Nés la même année que Gonzaï, en 2007, les soldats débilo-mutants d’Infecticide tracent leur route depuis maintenant 13 ans avec une régularité qui farce le respect. Alors que leur troisième album s’approche dangereusement de la planète terre dans un Ovni en forme de pancake géant, on vous offre une poignée de morceaux en écoute exclusive, le tout accompagné d’une interview par les activistes perruqués de cette gigantesque blague, heureusement sans chute.

Beau, violent, stupide. Le troisième album d’Infecticide qui sort ce 8 février (c’est un samedi, allez comprendre) est comme la gueule de Philippe Léotard (pas le politique, le poète) ; c’est dur, saillant, ça sent un peu l’alcool mais surtout, c’est brut de décoffrage et les 8 morceaux de ce « Finger Bueno » se mangent, vraiment sans fin.

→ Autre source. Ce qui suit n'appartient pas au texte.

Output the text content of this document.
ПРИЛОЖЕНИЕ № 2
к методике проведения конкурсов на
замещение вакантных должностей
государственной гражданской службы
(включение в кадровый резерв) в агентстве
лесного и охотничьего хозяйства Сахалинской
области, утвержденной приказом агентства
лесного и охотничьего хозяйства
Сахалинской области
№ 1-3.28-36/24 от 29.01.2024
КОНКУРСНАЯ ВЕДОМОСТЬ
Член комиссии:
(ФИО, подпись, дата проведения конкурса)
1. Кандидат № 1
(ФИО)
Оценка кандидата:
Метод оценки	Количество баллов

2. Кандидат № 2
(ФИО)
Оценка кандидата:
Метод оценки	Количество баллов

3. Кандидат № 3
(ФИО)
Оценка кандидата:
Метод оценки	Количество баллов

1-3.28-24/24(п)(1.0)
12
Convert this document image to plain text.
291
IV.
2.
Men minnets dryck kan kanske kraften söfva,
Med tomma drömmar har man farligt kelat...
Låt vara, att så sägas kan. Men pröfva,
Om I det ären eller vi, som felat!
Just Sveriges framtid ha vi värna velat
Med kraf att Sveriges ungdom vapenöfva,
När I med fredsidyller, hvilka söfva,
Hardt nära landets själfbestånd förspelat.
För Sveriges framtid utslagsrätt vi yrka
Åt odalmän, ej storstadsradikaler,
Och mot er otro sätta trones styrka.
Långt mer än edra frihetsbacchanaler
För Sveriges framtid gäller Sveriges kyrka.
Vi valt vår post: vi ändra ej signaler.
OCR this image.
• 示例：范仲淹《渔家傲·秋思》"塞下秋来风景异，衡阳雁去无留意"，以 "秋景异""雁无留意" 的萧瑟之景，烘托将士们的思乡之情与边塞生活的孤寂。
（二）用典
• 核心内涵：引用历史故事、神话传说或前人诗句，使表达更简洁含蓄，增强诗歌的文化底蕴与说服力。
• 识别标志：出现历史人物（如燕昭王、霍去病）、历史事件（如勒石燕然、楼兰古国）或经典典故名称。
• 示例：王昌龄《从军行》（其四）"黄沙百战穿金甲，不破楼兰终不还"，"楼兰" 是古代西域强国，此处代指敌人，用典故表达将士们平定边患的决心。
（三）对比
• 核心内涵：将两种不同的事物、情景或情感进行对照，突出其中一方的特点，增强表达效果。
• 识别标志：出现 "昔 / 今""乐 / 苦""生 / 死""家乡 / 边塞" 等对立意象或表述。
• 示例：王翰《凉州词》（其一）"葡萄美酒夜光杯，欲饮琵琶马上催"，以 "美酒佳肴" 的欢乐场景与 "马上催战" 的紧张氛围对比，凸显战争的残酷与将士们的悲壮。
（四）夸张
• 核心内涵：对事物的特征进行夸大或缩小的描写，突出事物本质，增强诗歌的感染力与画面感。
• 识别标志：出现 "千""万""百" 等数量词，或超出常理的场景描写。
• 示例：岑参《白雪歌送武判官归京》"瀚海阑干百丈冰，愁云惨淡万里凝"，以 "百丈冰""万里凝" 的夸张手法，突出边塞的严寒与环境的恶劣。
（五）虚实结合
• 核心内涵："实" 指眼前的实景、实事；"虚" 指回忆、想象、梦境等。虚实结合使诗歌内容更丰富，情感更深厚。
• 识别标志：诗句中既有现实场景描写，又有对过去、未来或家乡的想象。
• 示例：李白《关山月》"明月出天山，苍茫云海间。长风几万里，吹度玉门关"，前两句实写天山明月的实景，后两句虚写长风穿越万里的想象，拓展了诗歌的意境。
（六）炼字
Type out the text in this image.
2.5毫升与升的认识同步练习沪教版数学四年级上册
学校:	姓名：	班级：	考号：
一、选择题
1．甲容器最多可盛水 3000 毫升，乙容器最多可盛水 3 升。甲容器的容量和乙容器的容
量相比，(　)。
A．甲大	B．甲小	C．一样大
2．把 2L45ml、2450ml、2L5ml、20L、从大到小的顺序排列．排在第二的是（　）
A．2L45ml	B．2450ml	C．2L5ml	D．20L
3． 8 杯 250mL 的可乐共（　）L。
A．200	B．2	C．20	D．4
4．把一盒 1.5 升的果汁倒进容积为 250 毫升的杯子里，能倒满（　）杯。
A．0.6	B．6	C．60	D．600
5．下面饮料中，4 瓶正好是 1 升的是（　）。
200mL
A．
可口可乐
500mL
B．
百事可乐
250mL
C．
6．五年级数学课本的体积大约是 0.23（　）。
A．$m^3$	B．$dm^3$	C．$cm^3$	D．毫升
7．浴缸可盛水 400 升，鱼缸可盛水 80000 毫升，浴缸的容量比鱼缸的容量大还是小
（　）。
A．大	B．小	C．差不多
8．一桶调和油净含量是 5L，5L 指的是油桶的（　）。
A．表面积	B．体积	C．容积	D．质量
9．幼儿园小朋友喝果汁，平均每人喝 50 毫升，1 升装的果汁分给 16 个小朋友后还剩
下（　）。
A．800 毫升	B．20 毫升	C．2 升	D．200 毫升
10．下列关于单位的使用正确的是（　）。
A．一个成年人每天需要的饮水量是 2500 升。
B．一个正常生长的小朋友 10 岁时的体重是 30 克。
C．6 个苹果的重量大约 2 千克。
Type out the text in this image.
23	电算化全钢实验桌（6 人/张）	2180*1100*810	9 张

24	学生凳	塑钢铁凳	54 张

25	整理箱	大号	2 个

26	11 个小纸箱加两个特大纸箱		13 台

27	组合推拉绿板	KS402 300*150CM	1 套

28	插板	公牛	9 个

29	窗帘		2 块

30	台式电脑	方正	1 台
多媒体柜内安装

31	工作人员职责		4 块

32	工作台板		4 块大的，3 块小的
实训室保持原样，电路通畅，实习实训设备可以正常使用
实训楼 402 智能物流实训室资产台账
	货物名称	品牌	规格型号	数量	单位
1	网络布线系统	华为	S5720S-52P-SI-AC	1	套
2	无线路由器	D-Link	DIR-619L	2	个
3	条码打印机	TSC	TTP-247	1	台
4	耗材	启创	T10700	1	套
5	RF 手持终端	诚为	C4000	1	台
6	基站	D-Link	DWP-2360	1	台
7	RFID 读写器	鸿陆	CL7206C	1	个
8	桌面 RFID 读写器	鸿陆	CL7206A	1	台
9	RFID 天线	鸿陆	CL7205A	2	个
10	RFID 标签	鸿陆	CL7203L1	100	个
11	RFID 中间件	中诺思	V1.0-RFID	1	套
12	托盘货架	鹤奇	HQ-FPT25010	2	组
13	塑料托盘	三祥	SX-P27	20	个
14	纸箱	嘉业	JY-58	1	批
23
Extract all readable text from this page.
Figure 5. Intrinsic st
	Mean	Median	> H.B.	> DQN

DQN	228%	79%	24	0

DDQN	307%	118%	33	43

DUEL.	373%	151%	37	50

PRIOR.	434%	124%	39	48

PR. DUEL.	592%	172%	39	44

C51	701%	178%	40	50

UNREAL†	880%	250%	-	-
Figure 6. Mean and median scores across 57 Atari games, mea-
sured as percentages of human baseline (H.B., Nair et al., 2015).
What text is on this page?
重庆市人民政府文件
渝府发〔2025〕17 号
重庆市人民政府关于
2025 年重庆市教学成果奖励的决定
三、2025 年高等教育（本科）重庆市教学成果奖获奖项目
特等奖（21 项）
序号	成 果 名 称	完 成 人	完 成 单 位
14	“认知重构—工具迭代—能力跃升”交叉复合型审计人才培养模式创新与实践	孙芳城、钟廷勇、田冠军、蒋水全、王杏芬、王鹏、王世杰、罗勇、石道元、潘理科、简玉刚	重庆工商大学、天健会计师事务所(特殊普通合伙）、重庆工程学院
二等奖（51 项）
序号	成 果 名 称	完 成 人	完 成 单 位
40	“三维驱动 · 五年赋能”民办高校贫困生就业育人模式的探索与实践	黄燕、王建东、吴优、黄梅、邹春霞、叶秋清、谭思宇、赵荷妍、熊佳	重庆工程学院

Avec cette 45ème sortie, le label Da ! Heard It qui soutient les énergumènes depuis le départ peut se frotter les mains : pas forcément pour encaisser les billets ni les subventions de l’état, mais pour recevoir les louanges qui leur sont dû. Un rapide coup d’œil au roster permet rapidement de comprendre qu’on n’est pas tombés sur un label de petites chochottes parisiennes « indie » cherchant à placer leurs poulains sur des pubs pour shampoings anti-pelliculaires. Quelque part entre Front 242 et Casse Gueule, le nouveau « Finger bueno » est aussi un bon gros doigt, tourné vers l’Allemagne de DAF. Et trêve de bavardage, maintenant que vous bavez comme des touristes chinois touchés par le SRAS, voici un avant-goût de ce majeur synth-punk, le tout suivi d’un question-réponse absolument infecticide.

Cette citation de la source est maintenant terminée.